Ideastream in Cleveland, which will lead the effort, received a $70,000 grant Thursday from the George Gund Foundation to start the process with a feasibility study.

The collaborative also includes Cincinnati Public Radio and WOSU in Columbus as anchor stations. Ideastream CEO Kevin Martin said he hopes that it will “ultimately involve all of Ohio’s NPR stations.”

One reason to start a collaborative is that Ohio has no other daily statewide radio or digital news service, Martin said. “We think that’s significant,” he said. “It really points to a need.”

Stations are coming together to coordinate resources “so that we’re not all sending reporters to one area where we think there is a particular issue,” Martin said. “We think we can get a lot more news and make sure that we talk to a lot more people and engage with them from all over the state with more coordination.” Combined, the stations have more than 50 news staffers.

The collaborative will help formalize “editorial coordination but also delivering a product and service that we can all kind of stand behind and focus on,” Martin said. Its output could include daily newscasts, a radio program, a website and a daily newsletter, made available to all stations.

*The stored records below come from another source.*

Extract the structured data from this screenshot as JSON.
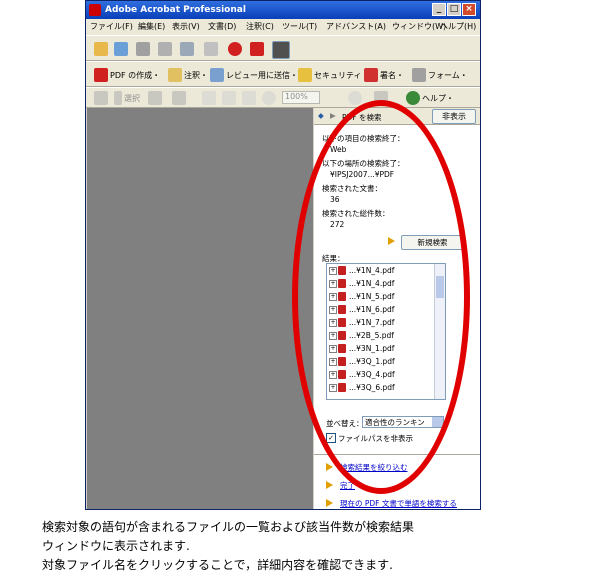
{
  "window": {
    "title": "Adobe Acrobat Professional"
  },
  "menu": [
    "ファイル(F)",
    "編集(E)",
    "表示(V)",
    "文書(D)",
    "注釈(C)",
    "ツール(T)",
    "アドバンスト(A)",
    "ウィンドウ(W)",
    "ヘルプ(H)"
  ],
  "toolbar2": {
    "create_pdf": "PDF の作成・",
    "comment": "注釈・",
    "send_review": "レビュー用に送信・",
    "security": "セキュリティ・",
    "sign": "署名・",
    "forms": "フォーム・"
  },
  "toolbar3": {
    "select": "選択",
    "zoom": "100%",
    "help": "ヘルプ・"
  },
  "panel": {
    "title": "PDF を検索",
    "hide_button": "非表示",
    "search_done_label": "以下の項目の検索終了：",
    "search_term": "Web",
    "location_label": "以下の場所の検索終了：",
    "location": "¥IPSJ2007...¥PDF",
    "docs_label": "検索された文書：",
    "docs_count": "36",
    "instances_label": "検索された総件数：",
    "instances_count": "272",
    "new_search": "新規検索",
    "results_label": "結果：",
    "results": [
      "...¥1N_4.pdf",
      "...¥1N_4.pdf",
      "...¥1N_5.pdf",
      "...¥1N_6.pdf",
      "...¥1N_7.pdf",
      "...¥2B_5.pdf",
      "...¥3N_1.pdf",
      "...¥3Q_1.pdf",
      "...¥3Q_4.pdf",
      "...¥3Q_6.pdf"
    ],
    "sort_label": "並べ替え：",
    "sort_value": "適合性のランキン",
    "hide_path": "ファイルパスを非表示",
    "links": [
      "検索結果を絞り込む",
      "完了",
      "現在の PDF 文書で単語を検索する"
    ]
  },
  "captions": [
    "検索対象の語句が含まれるファイルの一覧および該当件数が検索結果",
    "ウィンドウに表示されます.",
    "対象ファイル名をクリックすることで，詳細内容を確認できます."
  ],
  "colors": {
    "highlight_oval": "#e10000",
    "titlebar": "#0a3fb8",
    "link": "#0000cc"
  }
}
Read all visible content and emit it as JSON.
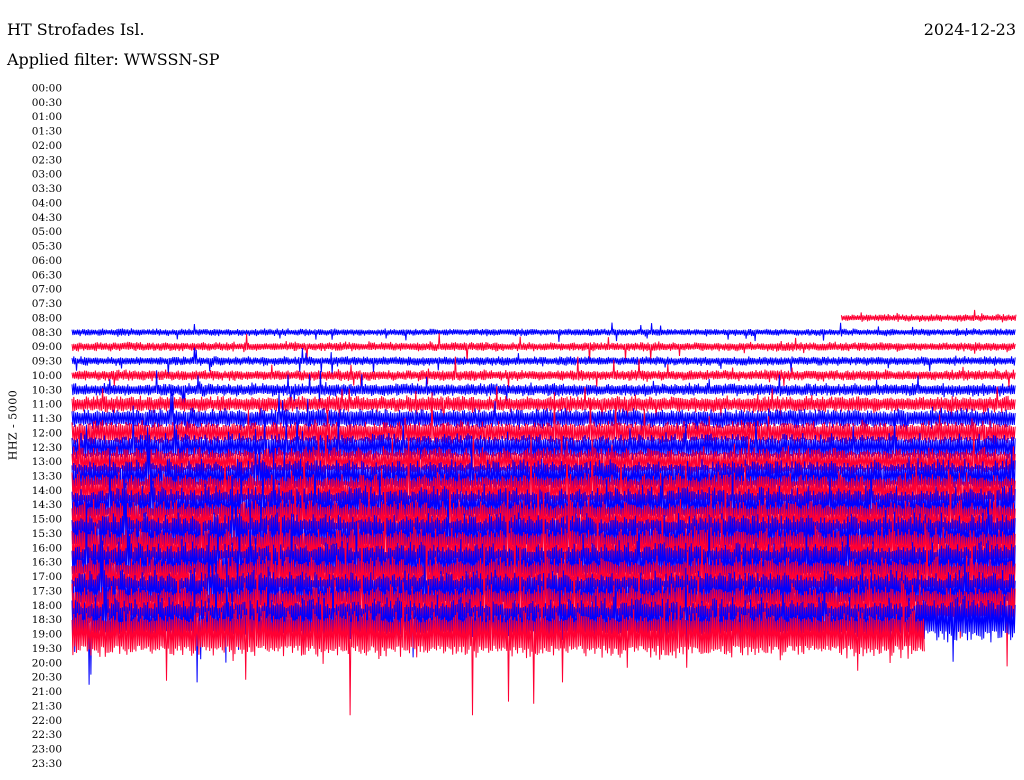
{
  "header": {
    "station": "HT Strofades Isl.",
    "date": "2024-12-23",
    "filter": "Applied filter: WWSSN-SP"
  },
  "chart_data": {
    "type": "line",
    "title": "HT Strofades Isl.",
    "ylabel": "HHZ - 5000",
    "y_tick_labels": [
      "00:00",
      "00:30",
      "01:00",
      "01:30",
      "02:00",
      "02:30",
      "03:00",
      "03:30",
      "04:00",
      "04:30",
      "05:00",
      "05:30",
      "06:00",
      "06:30",
      "07:00",
      "07:30",
      "08:00",
      "08:30",
      "09:00",
      "09:30",
      "10:00",
      "10:30",
      "11:00",
      "11:30",
      "12:00",
      "12:30",
      "13:00",
      "13:30",
      "14:00",
      "14:30",
      "15:00",
      "15:30",
      "16:00",
      "16:30",
      "17:00",
      "17:30",
      "18:00",
      "18:30",
      "19:00",
      "19:30",
      "20:00",
      "20:30",
      "21:00",
      "21:30",
      "22:00",
      "22:30",
      "23:00",
      "23:30"
    ],
    "trace_colors": [
      "#ff0033",
      "#0000ff"
    ],
    "traces": [
      {
        "row": "08:00",
        "start": 0.815,
        "end": 1.0,
        "amplitude": 4
      },
      {
        "row": "08:30",
        "start": 0.0,
        "end": 1.0,
        "amplitude": 4
      },
      {
        "row": "09:00",
        "start": 0.0,
        "end": 1.0,
        "amplitude": 5
      },
      {
        "row": "09:30",
        "start": 0.0,
        "end": 1.0,
        "amplitude": 5
      },
      {
        "row": "10:00",
        "start": 0.0,
        "end": 1.0,
        "amplitude": 6
      },
      {
        "row": "10:30",
        "start": 0.0,
        "end": 1.0,
        "amplitude": 7
      },
      {
        "row": "11:00",
        "start": 0.0,
        "end": 1.0,
        "amplitude": 9
      },
      {
        "row": "11:30",
        "start": 0.0,
        "end": 1.0,
        "amplitude": 11
      },
      {
        "row": "12:00",
        "start": 0.0,
        "end": 1.0,
        "amplitude": 13
      },
      {
        "row": "12:30",
        "start": 0.0,
        "end": 1.0,
        "amplitude": 15
      },
      {
        "row": "13:00",
        "start": 0.0,
        "end": 1.0,
        "amplitude": 16
      },
      {
        "row": "13:30",
        "start": 0.0,
        "end": 1.0,
        "amplitude": 18
      },
      {
        "row": "14:00",
        "start": 0.0,
        "end": 1.0,
        "amplitude": 19
      },
      {
        "row": "14:30",
        "start": 0.0,
        "end": 1.0,
        "amplitude": 20
      },
      {
        "row": "15:00",
        "start": 0.0,
        "end": 1.0,
        "amplitude": 21
      },
      {
        "row": "15:30",
        "start": 0.0,
        "end": 1.0,
        "amplitude": 22
      },
      {
        "row": "16:00",
        "start": 0.0,
        "end": 1.0,
        "amplitude": 22
      },
      {
        "row": "16:30",
        "start": 0.0,
        "end": 1.0,
        "amplitude": 22
      },
      {
        "row": "17:00",
        "start": 0.0,
        "end": 1.0,
        "amplitude": 22
      },
      {
        "row": "17:30",
        "start": 0.0,
        "end": 1.0,
        "amplitude": 22
      },
      {
        "row": "18:00",
        "start": 0.0,
        "end": 1.0,
        "amplitude": 22
      },
      {
        "row": "18:30",
        "start": 0.0,
        "end": 1.0,
        "amplitude": 24
      },
      {
        "row": "19:00",
        "start": 0.0,
        "end": 0.903,
        "amplitude": 26
      }
    ]
  }
}
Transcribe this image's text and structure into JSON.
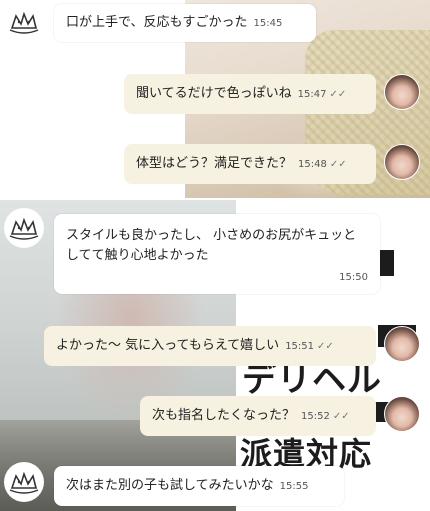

Anchor stations will invite the state’s other public radio stations to help develop the collaborative’s guidelines and bylaws, said Richard Eiswerth, GM of Cincinnati Public Radio. Eiswerth said he expects the collaboration will “improve and enhance” his station’s news coverage and pointed out that local news in the city has suffered as the Cincinnati Enquirer has laid off staff. 

The idea of deeper collaboration on news has been “bubbling around in Ohio for years,” Eiswerth said, and stations have taken part in a statehouse news collaboration since 1980. 

Ideastream will complete the feasibility study within four months, Martin said, which will include measuring “Ohioans’ desire for this type of information.” He hopes the collaborative will begin by early next year, ahead of the presidential election.

Martin said he has been talking with colleagues at stations in Texas and California that are collaborating on news “so that we don’t recreate the wheel.” Texas is the site of NPR’s first journalism hub, and stations in California are also working on a hub with NPR. 

Becoming another NPR hub is “certainly a possibility,” Martin said. But for now, he said, the stations are “focused on the first steps, which is coming together and understanding how we can uniquely serve Ohioans.”